I think implementing this would require us to execute Python protocols in their own dedicated processes, instead of within the robot-server process like we do today. Python threads can't generally be killed without their cooperation, so we'd need to silo them into their own processes to SIGTERM/SIGKILL them.

We on the CPX squad want to do this for APIv3. For APIv2, I presume it would be harder, but I haven't looked at the code, so I don't know specifically how hard.

https://docs.opentrons.com should explain this gotcha and suggest a protocol-level workaround.

Sketch of possible workaround:

SyntaxColoring commented 3 years ago

Here's a protocol-level workaround:

import contextlib
import threading

from opentrons import protocol_api

metadata = {
    'apiLevel': '2.5'  # Required for set_rail_lights() and rail_lights_on.
}

@contextlib.contextmanager
def flashing_rail_lights(
    protocol: protocol_api.ProtocolContext, seconds_per_flash_cycle=1.0
):
    """Flash the rail lights on and off in the background.

    Source: https://github.com/Opentrons/opentrons/issues/7742

    Example usage:

        # While the robot is doing nothing for 2 minutes, flash lights quickly.
        with flashing_rail_lights(protocol, seconds_per_flash_cycle=0.25):
            protocol.delay(minutes=2)

    When the ``with`` block exits, the rail lights are restored to their original
    state.

    Exclusive control of the rail lights is assumed.
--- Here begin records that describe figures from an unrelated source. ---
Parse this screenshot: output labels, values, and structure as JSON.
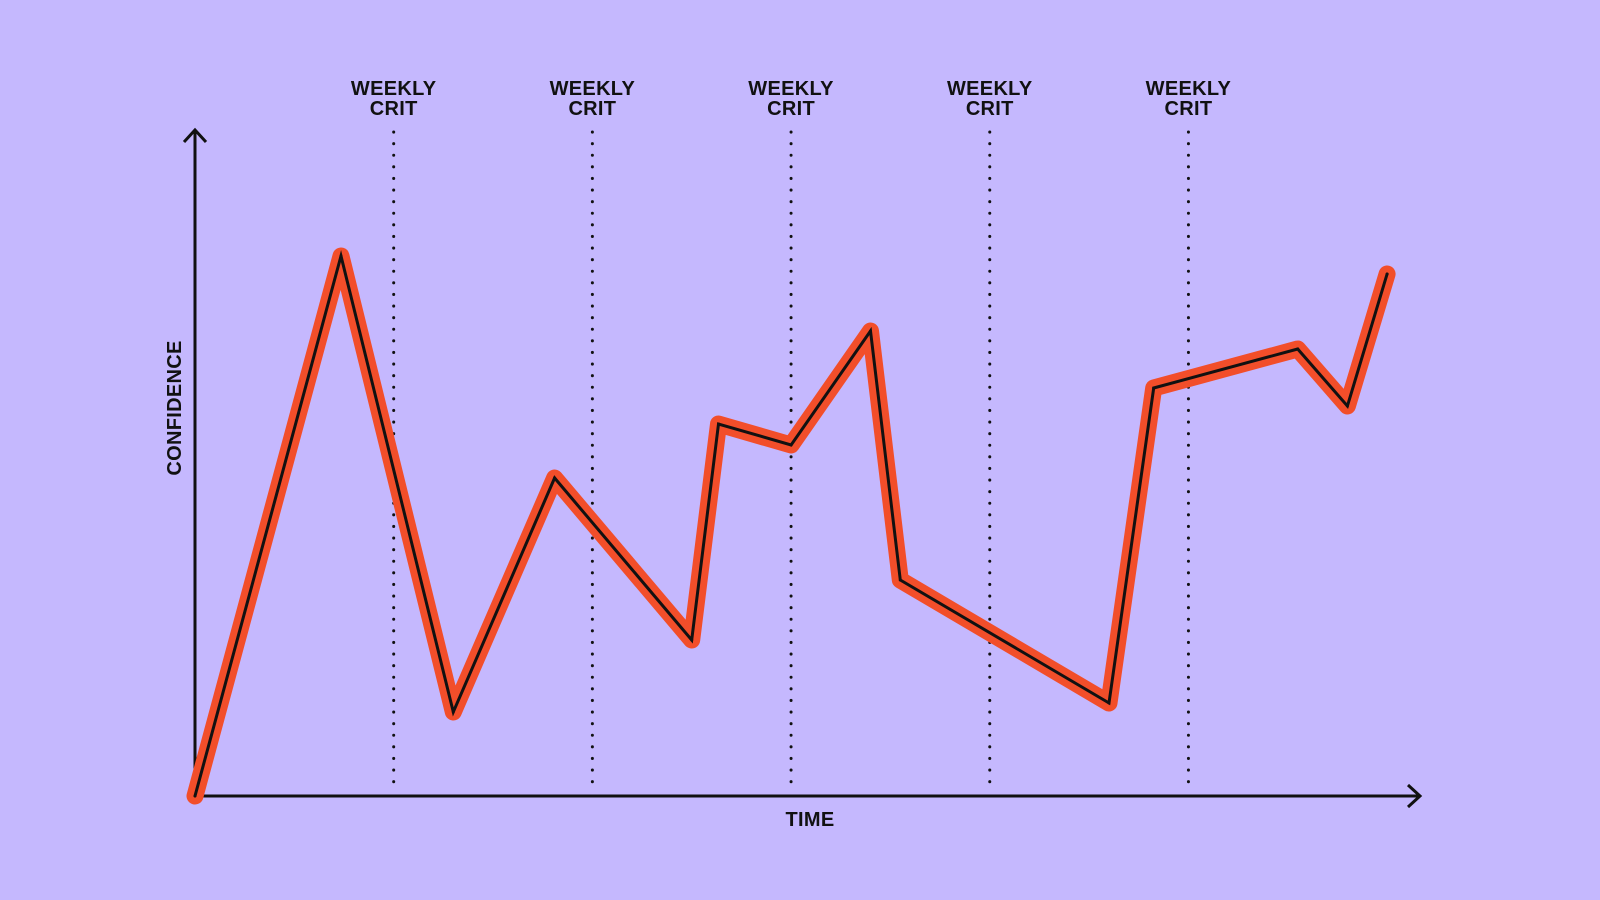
{
  "chart_data": {
    "type": "line",
    "title": "",
    "xlabel": "TIME",
    "ylabel": "CONFIDENCE",
    "xlim": [
      0,
      12.2
    ],
    "ylim": [
      0,
      10
    ],
    "grid": false,
    "series": [
      {
        "values": [
          {
            "x": 0.0,
            "y": 0.0
          },
          {
            "x": 1.47,
            "y": 9.0
          },
          {
            "x": 2.6,
            "y": 1.4
          },
          {
            "x": 3.62,
            "y": 5.3
          },
          {
            "x": 5.0,
            "y": 2.6
          },
          {
            "x": 5.27,
            "y": 6.2
          },
          {
            "x": 6.0,
            "y": 5.85
          },
          {
            "x": 6.8,
            "y": 7.75
          },
          {
            "x": 7.1,
            "y": 3.6
          },
          {
            "x": 9.2,
            "y": 1.55
          },
          {
            "x": 9.65,
            "y": 6.8
          },
          {
            "x": 11.1,
            "y": 7.45
          },
          {
            "x": 11.6,
            "y": 6.5
          },
          {
            "x": 12.0,
            "y": 8.7
          }
        ]
      }
    ],
    "markers": [
      {
        "x": 2,
        "label_line1": "WEEKLY",
        "label_line2": "CRIT"
      },
      {
        "x": 4,
        "label_line1": "WEEKLY",
        "label_line2": "CRIT"
      },
      {
        "x": 6,
        "label_line1": "WEEKLY",
        "label_line2": "CRIT"
      },
      {
        "x": 8,
        "label_line1": "WEEKLY",
        "label_line2": "CRIT"
      },
      {
        "x": 10,
        "label_line1": "WEEKLY",
        "label_line2": "CRIT"
      }
    ],
    "colors": {
      "background": "#c5b8fe",
      "line_outer": "#f24e2a",
      "line_inner": "#111111",
      "axis": "#111111"
    }
  }
}
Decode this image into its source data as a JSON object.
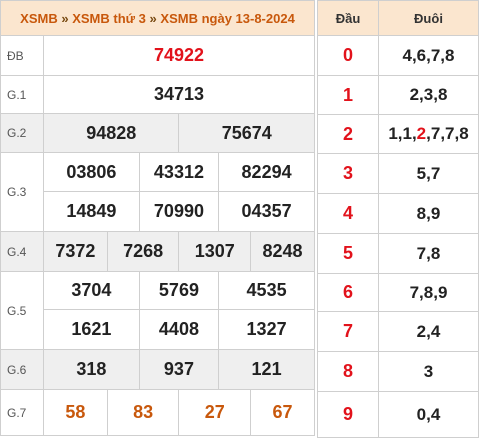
{
  "header": {
    "crumb1": "XSMB",
    "crumb2": "XSMB thứ 3",
    "crumb3": "XSMB ngày 13-8-2024",
    "separator": "»"
  },
  "results": {
    "db": {
      "label": "ĐB",
      "values": [
        "74922"
      ]
    },
    "g1": {
      "label": "G.1",
      "values": [
        "34713"
      ]
    },
    "g2": {
      "label": "G.2",
      "values": [
        "94828",
        "75674"
      ]
    },
    "g3": {
      "label": "G.3",
      "row1": [
        "03806",
        "43312",
        "82294"
      ],
      "row2": [
        "14849",
        "70990",
        "04357"
      ]
    },
    "g4": {
      "label": "G.4",
      "values": [
        "7372",
        "7268",
        "1307",
        "8248"
      ]
    },
    "g5": {
      "label": "G.5",
      "row1": [
        "3704",
        "5769",
        "4535"
      ],
      "row2": [
        "1621",
        "4408",
        "1327"
      ]
    },
    "g6": {
      "label": "G.6",
      "values": [
        "318",
        "937",
        "121"
      ]
    },
    "g7": {
      "label": "G.7",
      "values": [
        "58",
        "83",
        "27",
        "67"
      ]
    }
  },
  "loto": {
    "head_label": "Đầu",
    "tail_label": "Đuôi",
    "rows": [
      {
        "dau": "0",
        "duoi": "4,6,7,8"
      },
      {
        "dau": "1",
        "duoi": "2,3,8"
      },
      {
        "dau": "2",
        "duoi_pre": "1,1,",
        "duoi_hl": "2",
        "duoi_post": ",7,7,8"
      },
      {
        "dau": "3",
        "duoi": "5,7"
      },
      {
        "dau": "4",
        "duoi": "8,9"
      },
      {
        "dau": "5",
        "duoi": "7,8"
      },
      {
        "dau": "6",
        "duoi": "7,8,9"
      },
      {
        "dau": "7",
        "duoi": "2,4"
      },
      {
        "dau": "8",
        "duoi": "3"
      },
      {
        "dau": "9",
        "duoi": "0,4"
      }
    ]
  },
  "colors": {
    "accent": "#c8580c",
    "red": "#e2121b",
    "header_bg": "#fbe6cf",
    "row_gray": "#efefef"
  }
}
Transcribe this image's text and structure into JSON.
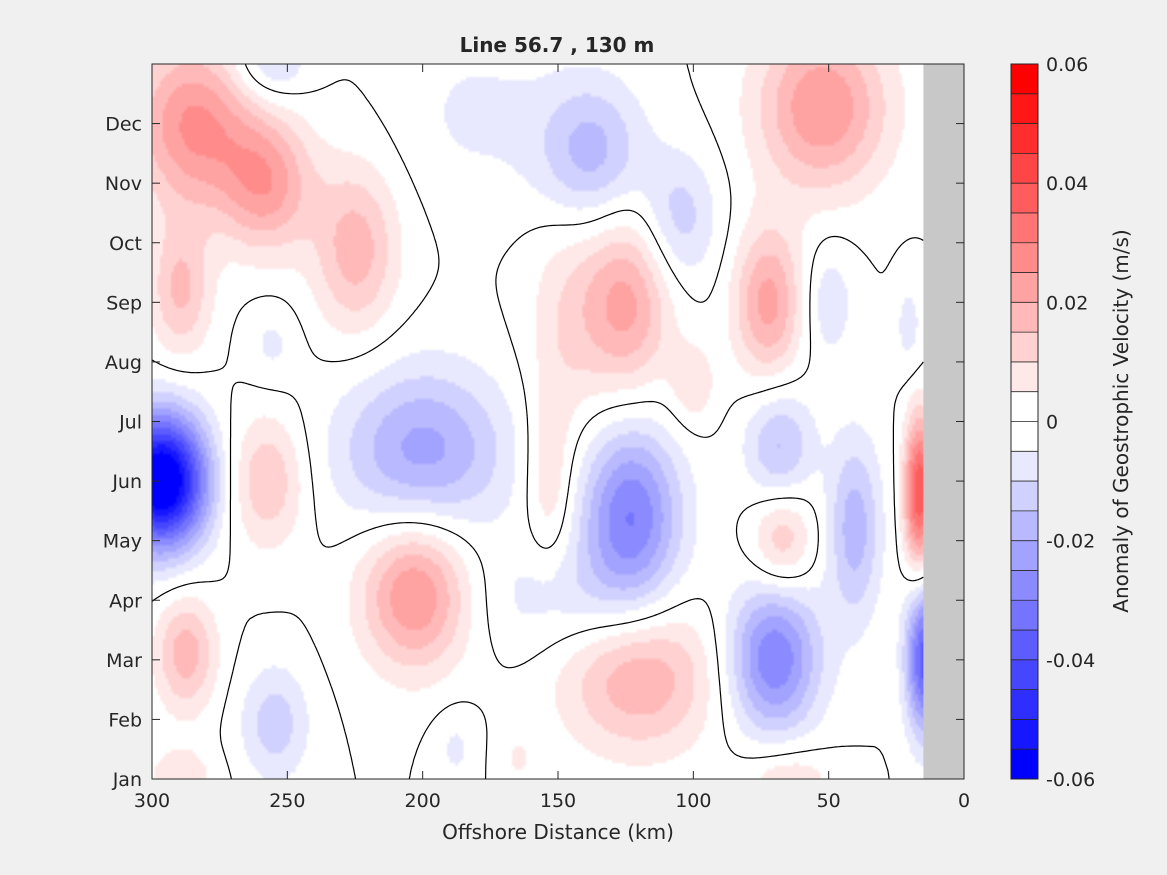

For example, within the ``with``
    block, you must not call `ProtocolContext.set_rail_lights` yourself, inspect
    `ProtocolContext.rail_lights_on`, or nest additional calls to
    `flashing_rail_lights`.
    """
    original_light_status = protocol.rail_lights_on

    stop_flashing_event = threading.Event()

    def background_loop():
        while True:
            protocol.set_rail_lights(not protocol.rail_lights_on)
            # Wait until it's time to toggle the lights for the next flash or we're
            # told to stop flashing entirely, whichever comes first.
            got_stop_flashing_event = stop_flashing_event.wait(
                timeout=seconds_per_flash_cycle/2
            )
            if got_stop_flashing_event:
                break

    background_thread = threading.Thread(
        target=background_loop, name="Background thread for flashing rail lights"
    )

    try:
        if not protocol.is_simulating():
            background_thread.start()
        yield

    finally:
        # The ``with`` block might be exiting normally, or it might be exiting because
        # something inside it raised an exception.
        #
        # This accounts for user-issued cancelations because currently (2021-05-04),
        # the Python Protocol API happens to implement user-issued cancellations by
        # raising an exception from internal API code.
        if not protocol.is_simulating():
            stop_flashing_event.set()
            background_thread.join()

        # This is questionable: it may issue a command to the API while the API
        # is in an inconsistent state after raising an exception.
        protocol.set_rail_lights(original_light_status)

def run(protocol: protocol_api.ProtocolContext):
    tip_rack = protocol.load_labware("opentrons_96_tiprack_300ul", 1)
    pipette = protocol.load_instrument("p300_multi_gen2", mount="left")

    pipette.pick_up_tip(tip_rack.wells()[0])

    with flashing_rail_lights(protocol, seconds_per_flash_cycle=0.5):
        protocol.delay(minutes=2)

    pipette.return_tip(tip_rack.wells()[0])

I have a few 👍s in Slack for officially recommending this to Opentrons' internal Support, Science, and Applications Engineering teams.

We're not yet sure whether we want to document this workaround for external users, though. We might instead want to add a flash_lights parameter to pause() and delay() and encourage people to use that, for example.